The debut album from Harp, former Midlake singer Tim Smith’s new act, bears a healthy imprint of Anglophilia. The album title reflects his fascination with England, or Albion as it was known in former times, especially the Medieval and Renaissance eras, together with its landscapes, gardens, villages, grey skies and mist on the moors. Musically, it echoes his recent immersion in some of the leading melancholy 1980s British bands (Cocteau Twins, Joy Division, Smiths, Tears For Fears and, especially, The Cure’s ‘Faith’) alongside the US classic rock and British folk rock that was the bedrock of Midlake’s sound.
‘Harp’ opens with the pastoral ‘The Pleasant Grey’, one of two brief instrumentals among its twelve tracks, which has a restrained sweep, its guitars an unlikely concoction of folk and goth, flutes flying overhead, filing it with deep emotionality. ‘I Am The Seed’, a song about creativity and helplessness, sees Smith’s voice simultaneously a comforting blanket and an exhibition of self-doubt, the guitars sounding like the Cure transformed into a 70 folk-rock band.
‘A Fountain’ about being paralysed by unrequited love before being rescued by a superior love with a different person, references his wife and partner in Harp, Kathi Zung, who programmed the album’s drums. Its concluding line (“With the loneliest years behind me the world is right”) is indicative of the optimism that emerges. The first of the album’s semi-title tracks, the soft country rock of ‘Daughters of Albion’ yearns for truth and beauty, beginning with Smith lamenting “I don’t understand this dark and empty age” and was inspired by William Blake’s epic poem, ‘Visions of the Daughters of Albion’. Ironically, one of the shortest songs, ‘Chrystals’, sees Smith proclaim, “I am not through, I am immortal” and is especially lovely.
‘Country Cathedral Drive’, is another title providing hints of Smith’s vision of Albion, together with the refrain “Valiant and true are the sons / but brighter are the daughters of Albion”. There is a conflict between the song’s somnambulant air of benign weariness, reluctantly wiping the sleep from its eyes in the early afternoon, with its celebration of rushing waters and mountains. Armed with a weapon as daunting as Smith’s rich croon, it would have tempting to bury the music underneath it but ‘Shining Spires’ is an example of the emotional nature of the song being heightened by giving the music equal credence in the mix.
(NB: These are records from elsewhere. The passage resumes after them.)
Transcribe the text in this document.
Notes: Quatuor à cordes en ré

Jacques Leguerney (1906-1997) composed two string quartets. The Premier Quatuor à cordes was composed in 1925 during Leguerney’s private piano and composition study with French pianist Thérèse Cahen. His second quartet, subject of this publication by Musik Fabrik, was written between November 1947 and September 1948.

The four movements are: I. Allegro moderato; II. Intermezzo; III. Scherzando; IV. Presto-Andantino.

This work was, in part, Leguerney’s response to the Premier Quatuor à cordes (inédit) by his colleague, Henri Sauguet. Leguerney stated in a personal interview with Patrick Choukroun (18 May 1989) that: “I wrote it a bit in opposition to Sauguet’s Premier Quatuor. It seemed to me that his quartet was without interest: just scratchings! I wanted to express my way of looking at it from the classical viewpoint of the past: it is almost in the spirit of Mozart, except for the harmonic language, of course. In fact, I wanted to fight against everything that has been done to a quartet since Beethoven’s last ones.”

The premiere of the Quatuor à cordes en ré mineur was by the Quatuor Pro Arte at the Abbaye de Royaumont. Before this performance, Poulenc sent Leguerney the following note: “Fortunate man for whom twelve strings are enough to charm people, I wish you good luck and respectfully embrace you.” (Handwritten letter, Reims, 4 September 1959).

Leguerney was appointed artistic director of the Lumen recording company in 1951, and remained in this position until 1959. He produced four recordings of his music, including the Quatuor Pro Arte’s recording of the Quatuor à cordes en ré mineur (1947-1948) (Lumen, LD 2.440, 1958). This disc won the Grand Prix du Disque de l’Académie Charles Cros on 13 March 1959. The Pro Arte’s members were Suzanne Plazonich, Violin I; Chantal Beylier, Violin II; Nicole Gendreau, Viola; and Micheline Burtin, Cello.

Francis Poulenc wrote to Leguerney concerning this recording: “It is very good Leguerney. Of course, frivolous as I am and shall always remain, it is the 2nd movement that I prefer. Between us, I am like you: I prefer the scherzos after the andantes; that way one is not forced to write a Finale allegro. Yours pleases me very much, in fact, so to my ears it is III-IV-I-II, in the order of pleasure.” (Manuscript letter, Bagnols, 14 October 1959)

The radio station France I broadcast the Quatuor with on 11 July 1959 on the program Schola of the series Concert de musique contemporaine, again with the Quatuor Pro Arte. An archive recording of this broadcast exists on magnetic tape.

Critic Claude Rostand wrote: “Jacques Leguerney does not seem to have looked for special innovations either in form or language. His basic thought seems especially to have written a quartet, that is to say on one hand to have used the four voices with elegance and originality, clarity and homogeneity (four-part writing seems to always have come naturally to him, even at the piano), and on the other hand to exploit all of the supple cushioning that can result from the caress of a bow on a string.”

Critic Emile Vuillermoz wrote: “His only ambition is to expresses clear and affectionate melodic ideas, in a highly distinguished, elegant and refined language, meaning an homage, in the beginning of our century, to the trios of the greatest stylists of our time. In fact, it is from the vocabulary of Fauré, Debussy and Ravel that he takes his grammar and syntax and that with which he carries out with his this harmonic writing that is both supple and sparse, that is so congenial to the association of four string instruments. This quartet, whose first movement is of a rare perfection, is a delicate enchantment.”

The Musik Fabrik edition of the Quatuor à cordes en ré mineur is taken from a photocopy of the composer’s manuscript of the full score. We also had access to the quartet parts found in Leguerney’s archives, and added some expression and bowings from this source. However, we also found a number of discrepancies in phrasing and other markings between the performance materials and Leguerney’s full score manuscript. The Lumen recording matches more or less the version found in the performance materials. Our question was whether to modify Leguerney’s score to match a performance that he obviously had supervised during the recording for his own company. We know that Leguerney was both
‘Silver Wings’ is one of the album’s most stirring moments, the combination of gorgeous guitars, soaring synths and the epic sweep of Smith’s voice at odds with the conflicting emotions expressed. ‘Seven Long Suns’ is bittersweet, reflecting on meeting Zung in their 40s and thinking about the limited time they have together. The lyrics are constructed in the style of a folk poem (“Clever and bright is she / And worthy of more than I”), the song has a gentle folk-rock air although a synth part conjures green fields.
‘Throne of Albion’, another song inspired by Smith’s reading, this time Roger Zelazny’s fantastical novel series ‘The Great Book of Amber’, is about struggling through hard times with him requesting an axe, a spade, a winding sheet for his grave. Musically, it contains the album’s most prominent drums and darkest guitar patterns.
The final track ‘Herstmonceux’, named after a medieval castle in East Sussex, begins with a blast of evensong before Smith fears the earth crumbling and seeks truth, a benevolent tongue and desire as synths conjure bleakness. With appropriate circularity, as sorrow flees, the final line has Smith singing. “I am the seed”.
As the last great album of 2023, it is appropriate that ‘Albion’ is like unwrapping an intricate Christmas present, peeling away layers to find great beauty.